Even as President Barack Obama escalated the war, poured in more billions and promised to crack down on corruption, The Post said, the United States looked away and let its allies — the Afghan president, warlords, drug traffickers and defense contractors — wallow in fraud, corruption and dark money.

Then there’s “The Report,” streaming on Amazon, the heroic saga of Daniel Jones, played by Adam Driver. Jones is working for Dianne Feinstein on the Senate Intelligence Committee and spends years compiling a report documenting the C.I.A.’s use of waterboarding and other forms of torture in secret prisons, a barbaric, un-American and ineffective system designed by two creepy psychologists who were paid about $81 million by the C.I.A.

The movie is not kind to Barack Obama and Denis McDonough, suggesting that they protected the C.I.A. and tried to bury grisly details from the report to fend off criticism that Obama was weak on terrorism.
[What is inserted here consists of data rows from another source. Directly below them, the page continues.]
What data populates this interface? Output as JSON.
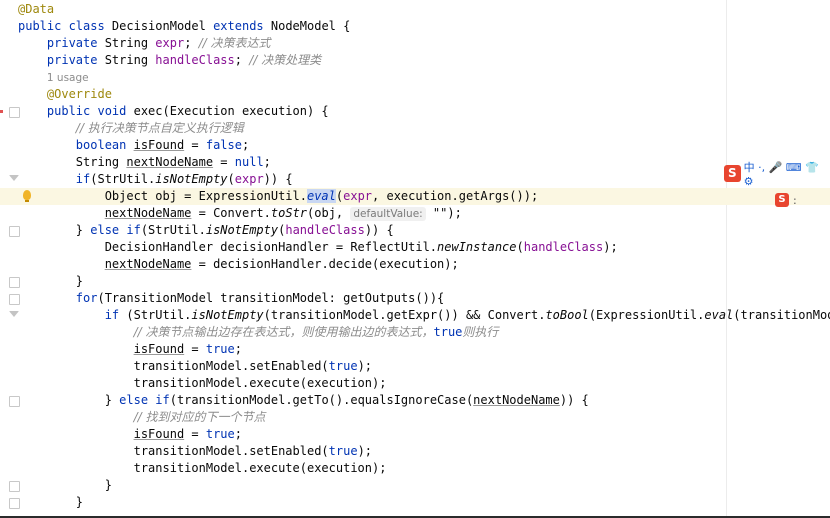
{
  "editor": {
    "lines": [
      {
        "tokens": [
          {
            "t": "@Data",
            "c": "ann"
          }
        ]
      },
      {
        "tokens": [
          {
            "t": "public class ",
            "c": "kw"
          },
          {
            "t": "DecisionModel "
          },
          {
            "t": "extends ",
            "c": "kw"
          },
          {
            "t": "NodeModel {"
          }
        ]
      },
      {
        "tokens": [
          {
            "t": "    private ",
            "c": "kw"
          },
          {
            "t": "String "
          },
          {
            "t": "expr",
            "c": "fld"
          },
          {
            "t": "; "
          },
          {
            "t": "// 决策表达式",
            "c": "cmt"
          }
        ]
      },
      {
        "tokens": [
          {
            "t": "    private ",
            "c": "kw"
          },
          {
            "t": "String "
          },
          {
            "t": "handleClass",
            "c": "fld"
          },
          {
            "t": "; "
          },
          {
            "t": "// 决策处理类",
            "c": "cmt"
          }
        ]
      },
      {
        "tokens": [
          {
            "t": "    "
          },
          {
            "t": "1 usage",
            "c": "usage"
          }
        ]
      },
      {
        "tokens": [
          {
            "t": "    @Override",
            "c": "ann"
          }
        ]
      },
      {
        "tokens": [
          {
            "t": "    public void ",
            "c": "kw"
          },
          {
            "t": "exec(Execution execution) {"
          }
        ]
      },
      {
        "tokens": [
          {
            "t": "        "
          },
          {
            "t": "// 执行决策节点自定义执行逻辑",
            "c": "cmt"
          }
        ]
      },
      {
        "tokens": [
          {
            "t": "        boolean ",
            "c": "kw"
          },
          {
            "t": "isFound",
            "c": "ul"
          },
          {
            "t": " = "
          },
          {
            "t": "false",
            "c": "kw"
          },
          {
            "t": ";"
          }
        ]
      },
      {
        "tokens": [
          {
            "t": "        String "
          },
          {
            "t": "nextNodeName",
            "c": "ul"
          },
          {
            "t": " = "
          },
          {
            "t": "null",
            "c": "kw"
          },
          {
            "t": ";"
          }
        ]
      },
      {
        "tokens": [
          {
            "t": "        if",
            "c": "kw"
          },
          {
            "t": "(StrUtil."
          },
          {
            "t": "isNotEmpty",
            "c": "it"
          },
          {
            "t": "("
          },
          {
            "t": "expr",
            "c": "fld"
          },
          {
            "t": ")) {"
          }
        ]
      },
      {
        "tokens": [
          {
            "t": "            Object obj = ExpressionUtil."
          },
          {
            "t": "eval",
            "c": "sel"
          },
          {
            "t": "("
          },
          {
            "t": "expr",
            "c": "fld"
          },
          {
            "t": ", execution.getArgs());"
          }
        ]
      },
      {
        "tokens": [
          {
            "t": "            "
          },
          {
            "t": "nextNodeName",
            "c": "ul"
          },
          {
            "t": " = Convert."
          },
          {
            "t": "toStr",
            "c": "it"
          },
          {
            "t": "(obj, "
          },
          {
            "t": "defaultValue:",
            "c": "hint"
          },
          {
            "t": " \"\");"
          }
        ]
      },
      {
        "tokens": [
          {
            "t": "        } "
          },
          {
            "t": "else if",
            "c": "kw"
          },
          {
            "t": "(StrUtil."
          },
          {
            "t": "isNotEmpty",
            "c": "it"
          },
          {
            "t": "("
          },
          {
            "t": "handleClass",
            "c": "fld"
          },
          {
            "t": ")) {"
          }
        ]
      },
      {
        "tokens": [
          {
            "t": "            DecisionHandler decisionHandler = ReflectUtil."
          },
          {
            "t": "newInstance",
            "c": "it"
          },
          {
            "t": "("
          },
          {
            "t": "handleClass",
            "c": "fld"
          },
          {
            "t": ");"
          }
        ]
      },
      {
        "tokens": [
          {
            "t": "            "
          },
          {
            "t": "nextNodeName",
            "c": "ul"
          },
          {
            "t": " = decisionHandler.decide(execution);"
          }
        ]
      },
      {
        "tokens": [
          {
            "t": "        }"
          }
        ]
      },
      {
        "tokens": [
          {
            "t": "        for",
            "c": "kw"
          },
          {
            "t": "(TransitionModel transitionModel: getOutputs()){"
          }
        ]
      },
      {
        "tokens": [
          {
            "t": "            if ",
            "c": "kw"
          },
          {
            "t": "(StrUtil."
          },
          {
            "t": "isNotEmpty",
            "c": "it"
          },
          {
            "t": "(transitionModel.getExpr()) && Convert."
          },
          {
            "t": "toBool",
            "c": "it"
          },
          {
            "t": "(ExpressionUtil."
          },
          {
            "t": "eval",
            "c": "it"
          },
          {
            "t": "(transitionModel.getExpr(), execution.g"
          }
        ]
      },
      {
        "tokens": [
          {
            "t": "                "
          },
          {
            "t": "// 决策节点输出边存在表达式，则使用输出边的表达式，",
            "c": "cmt"
          },
          {
            "t": "true",
            "c": "kw"
          },
          {
            "t": "则执行",
            "c": "cmt"
          }
        ]
      },
      {
        "tokens": [
          {
            "t": "                "
          },
          {
            "t": "isFound",
            "c": "ul"
          },
          {
            "t": " = "
          },
          {
            "t": "true",
            "c": "kw"
          },
          {
            "t": ";"
          }
        ]
      },
      {
        "tokens": [
          {
            "t": "                transitionModel.setEnabled("
          },
          {
            "t": "true",
            "c": "kw"
          },
          {
            "t": ");"
          }
        ]
      },
      {
        "tokens": [
          {
            "t": "                transitionModel.execute(execution);"
          }
        ]
      },
      {
        "tokens": [
          {
            "t": "            } "
          },
          {
            "t": "else if",
            "c": "kw"
          },
          {
            "t": "(transitionModel.getTo().equalsIgnoreCase("
          },
          {
            "t": "nextNodeName",
            "c": "ul"
          },
          {
            "t": ")) {"
          }
        ]
      },
      {
        "tokens": [
          {
            "t": "                "
          },
          {
            "t": "// 找到对应的下一个节点",
            "c": "cmt"
          }
        ]
      },
      {
        "tokens": [
          {
            "t": "                "
          },
          {
            "t": "isFound",
            "c": "ul"
          },
          {
            "t": " = "
          },
          {
            "t": "true",
            "c": "kw"
          },
          {
            "t": ";"
          }
        ]
      },
      {
        "tokens": [
          {
            "t": "                transitionModel.setEnabled("
          },
          {
            "t": "true",
            "c": "kw"
          },
          {
            "t": ");"
          }
        ]
      },
      {
        "tokens": [
          {
            "t": "                transitionModel.execute(execution);"
          }
        ]
      },
      {
        "tokens": [
          {
            "t": "            }"
          }
        ]
      },
      {
        "tokens": [
          {
            "t": "        }"
          }
        ]
      }
    ]
  },
  "ime": {
    "toolbar": "中 ·, 🎤 ⌨ 👕 ⚙",
    "small": ":"
  },
  "icons": {
    "ime_logo": "sogou-s-icon",
    "bulb": "lightbulb-icon"
  },
  "colors": {
    "keyword": "#0033b3",
    "annotation": "#9e880d",
    "field": "#871094",
    "comment": "#8c8c8c"
  }
}
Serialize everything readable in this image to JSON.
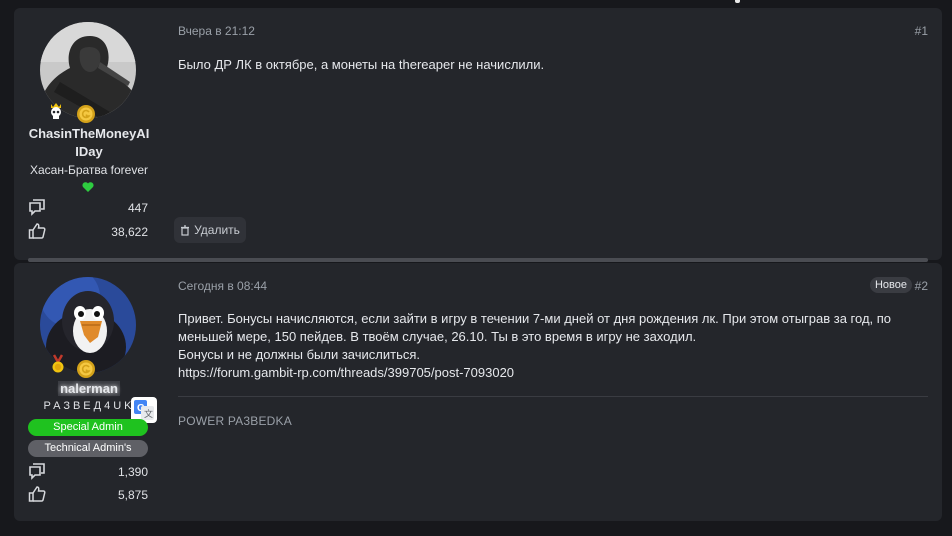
{
  "posts": [
    {
      "username_line1": "ChasinTheMoneyAI",
      "username_line2": "IDay",
      "user_title": "Хасан-Братва forever",
      "messages_count": "447",
      "reactions_count": "38,622",
      "date": "Вчера в 21:12",
      "number": "#1",
      "text": "Было ДР ЛК в октябре, а монеты на thereaper не начислили.",
      "delete_label": "Удалить",
      "colors": {
        "heart": "#2ecc40"
      }
    },
    {
      "username": "nalerman",
      "user_title": "РАЗВЕД4UK",
      "banner_1": "Special Admin",
      "banner_2": "Technical Admin's",
      "messages_count": "1,390",
      "reactions_count": "5,875",
      "date": "Сегодня в 08:44",
      "new_label": "Новое",
      "number": "#2",
      "text_line1": "Привет. Бонусы начисляются, если зайти в игру в течении 7-ми дней от дня рождения лк. При этом отыграв за год, по",
      "text_line2": "меньшей мере, 150 пейдев. В твоём случае, 26.10. Ты в это время в игру не заходил.",
      "text_line3": "Бонусы и не должны были зачислиться.",
      "link": "https://forum.gambit-rp.com/threads/399705/post-7093020",
      "signature": "POWER PA3BEDKA",
      "colors": {
        "banner_1": "#1fc21f",
        "banner_2": "#5f6066"
      }
    }
  ]
}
It is also a harsh portrayal of Brennan, MSNBC’s Voice-of-Morality, who, as C.I.A. director, fought the Senate inquiry so hard that his operatives even clandestinely hacked into the computer network of committee staff members to figure out how they were getting their information.

If this weren’t enough institutional perfidy for one week, we had the Boeing hearing in Congress: An F.A.A. analysis done after the first deadly crash off the coast of Indonesia showed that the agency knew that if it did not act, the Boeing 737 Max was likely to crash 115 times in the 45 years it was expected to fly, theoretically killing more than 2,900 people. But that wasn’t enough to immediately ground it. The government is supposed to protect us from the greedy capitalists, not the other way around.

Unfortunately, this climate of confusion and cynicism allows Trump to prosper. He did not come to Washington to clean up the tainted system; he came to bathe in it.